Security managers often find it frustrating that the development of threats always seems to be a step ahead of protective measures.

Security managers often find it frustrating that the development of threats always seems to be a step ahead of protective measures.

Last week at the Information Security Decisions conference in New York, some security experts offered their projections of how the threat landscape will change over the next year -- and suggested mitigations.

The dawn of the megaworm
For example, William Hancock, CSO of UK-based Cable and Wireless, predicts a megaworm, combining features currently seen in single worms, will appear soon. "Most worms do not carry a destructive payload.
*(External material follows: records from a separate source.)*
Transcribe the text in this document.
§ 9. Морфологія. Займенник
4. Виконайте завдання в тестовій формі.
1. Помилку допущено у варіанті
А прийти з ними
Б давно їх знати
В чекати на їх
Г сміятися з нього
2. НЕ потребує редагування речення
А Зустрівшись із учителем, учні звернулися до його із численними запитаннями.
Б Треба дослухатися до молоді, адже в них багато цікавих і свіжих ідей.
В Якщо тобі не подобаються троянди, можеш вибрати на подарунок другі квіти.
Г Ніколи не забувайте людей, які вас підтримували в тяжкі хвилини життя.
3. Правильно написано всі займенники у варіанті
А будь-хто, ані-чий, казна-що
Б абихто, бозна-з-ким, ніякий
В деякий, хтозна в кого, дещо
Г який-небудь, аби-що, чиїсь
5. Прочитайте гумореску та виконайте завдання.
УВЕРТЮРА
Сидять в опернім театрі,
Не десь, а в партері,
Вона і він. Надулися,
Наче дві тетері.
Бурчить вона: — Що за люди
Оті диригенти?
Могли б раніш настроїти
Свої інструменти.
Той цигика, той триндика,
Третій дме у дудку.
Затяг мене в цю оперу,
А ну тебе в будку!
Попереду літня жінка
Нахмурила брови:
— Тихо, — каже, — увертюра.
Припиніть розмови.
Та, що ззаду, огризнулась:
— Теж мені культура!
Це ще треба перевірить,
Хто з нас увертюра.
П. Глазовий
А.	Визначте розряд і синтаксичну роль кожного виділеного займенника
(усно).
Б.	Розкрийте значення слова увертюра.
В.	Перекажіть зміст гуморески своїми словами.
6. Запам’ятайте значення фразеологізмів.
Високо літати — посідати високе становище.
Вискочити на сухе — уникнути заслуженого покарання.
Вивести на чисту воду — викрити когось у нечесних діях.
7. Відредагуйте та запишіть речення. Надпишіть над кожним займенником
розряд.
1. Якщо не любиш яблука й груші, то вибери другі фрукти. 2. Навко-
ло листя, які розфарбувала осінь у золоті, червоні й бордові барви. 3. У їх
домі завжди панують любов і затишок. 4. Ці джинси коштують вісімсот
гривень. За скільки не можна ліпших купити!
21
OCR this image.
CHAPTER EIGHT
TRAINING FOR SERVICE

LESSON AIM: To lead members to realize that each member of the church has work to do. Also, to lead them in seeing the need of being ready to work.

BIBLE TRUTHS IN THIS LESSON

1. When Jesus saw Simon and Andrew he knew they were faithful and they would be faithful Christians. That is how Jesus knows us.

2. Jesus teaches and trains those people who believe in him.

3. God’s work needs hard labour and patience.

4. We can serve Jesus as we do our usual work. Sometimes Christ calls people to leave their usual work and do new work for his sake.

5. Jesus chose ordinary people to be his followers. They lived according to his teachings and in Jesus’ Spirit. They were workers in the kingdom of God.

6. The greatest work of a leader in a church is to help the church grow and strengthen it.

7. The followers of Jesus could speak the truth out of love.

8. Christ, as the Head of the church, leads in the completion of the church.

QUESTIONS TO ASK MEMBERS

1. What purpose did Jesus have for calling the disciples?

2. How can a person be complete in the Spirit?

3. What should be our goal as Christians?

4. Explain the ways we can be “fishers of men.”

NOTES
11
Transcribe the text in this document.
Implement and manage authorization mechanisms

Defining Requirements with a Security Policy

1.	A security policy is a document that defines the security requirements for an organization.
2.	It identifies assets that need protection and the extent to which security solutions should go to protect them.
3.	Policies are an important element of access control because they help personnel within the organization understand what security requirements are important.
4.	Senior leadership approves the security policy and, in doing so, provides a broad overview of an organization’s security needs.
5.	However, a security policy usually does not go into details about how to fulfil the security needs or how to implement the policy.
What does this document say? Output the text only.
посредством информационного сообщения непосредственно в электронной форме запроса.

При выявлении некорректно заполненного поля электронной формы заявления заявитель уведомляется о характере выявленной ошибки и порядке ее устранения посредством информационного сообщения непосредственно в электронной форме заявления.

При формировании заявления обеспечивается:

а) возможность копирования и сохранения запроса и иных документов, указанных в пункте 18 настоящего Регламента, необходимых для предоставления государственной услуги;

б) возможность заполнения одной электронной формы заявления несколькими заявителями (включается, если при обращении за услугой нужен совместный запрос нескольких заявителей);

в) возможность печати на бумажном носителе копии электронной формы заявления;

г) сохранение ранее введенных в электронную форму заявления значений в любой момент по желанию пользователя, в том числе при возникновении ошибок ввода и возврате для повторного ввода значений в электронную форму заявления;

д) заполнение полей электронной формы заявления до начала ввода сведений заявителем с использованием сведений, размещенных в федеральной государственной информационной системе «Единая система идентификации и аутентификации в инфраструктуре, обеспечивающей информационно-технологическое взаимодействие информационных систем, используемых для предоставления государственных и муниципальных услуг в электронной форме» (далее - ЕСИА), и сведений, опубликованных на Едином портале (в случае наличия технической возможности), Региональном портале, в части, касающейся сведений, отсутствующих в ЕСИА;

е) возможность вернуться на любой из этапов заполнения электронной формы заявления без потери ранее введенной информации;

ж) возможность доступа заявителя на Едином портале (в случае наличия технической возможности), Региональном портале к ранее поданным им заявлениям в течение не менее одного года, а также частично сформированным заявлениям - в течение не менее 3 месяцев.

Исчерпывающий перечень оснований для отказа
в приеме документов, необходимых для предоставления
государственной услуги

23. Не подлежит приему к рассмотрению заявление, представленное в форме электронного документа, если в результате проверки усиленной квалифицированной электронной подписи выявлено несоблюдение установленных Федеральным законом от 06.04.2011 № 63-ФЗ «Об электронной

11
In a lot of ways they look like parts of a program," he said.

Such a worm would propagate very quickly, affecting parts of the Internet "but it wouldn't take the Internet down," Hancock said.

A good way to protect against such a worm is by making sure all unnecessary services are turned off, Hancock said. For example, the Slammer worm last year exploited a vulnerability in Microsoft SQL Server via port 1434. It really wasn't an issue for Cable and Wireless because that port generally wasn't used, Hancock said.

Worms writers create for cash, not just kicks
Worms are now being created for profit, no longer just for kicks or to demonstrate coding proficiency. For example, the Sobig-F worm last year was created with "real criminal intent," said John Frazzini, CEO of Security Systems Integration Corp.

Organized malicious code writing and hacking groups in China, the former Soviet Union and Brazil are becoming increasingly skilled. Radical Islamic groups have also flirted with computer crime though they are currently less organized than other groups, Frazzini said. "But that could change as they interact more with groups from Eastern Bloc countries."

As organized groups take further advantage of hacking and worm writing techniques, there may come a time when the government has to borrow a page from its playbook for battling organized crime. Federal prosecutors used the Racketeer Influenced and Corrupt Organizations (RICO) Act to take down many of the major organized crime figures.

Frazzini once tried to use RICO to prosecute computer criminals when he was a Secret Service agent but the US attorney didn't think it would be successful. "But I think ultimately terrorists will necessitate using it," he said.

Gone are the days of the cute and fuzzy hacker
The motivation for worm writing isn't the only thing that is changing. Hacking is no longer something mischievous but is serious business. "If you are hacking and are not part of an organized crime group … they haven't identified you yet," said William Hugh Murray, an executive consultant for Herndon, Va.-based TruSecure Corp.

Hackers are being seen less as heroic, Robin Hood-type figures as well, which is a good thing for security professionals, Murray said. Employers are coming to the realization that hiring them probably encourages more hacking.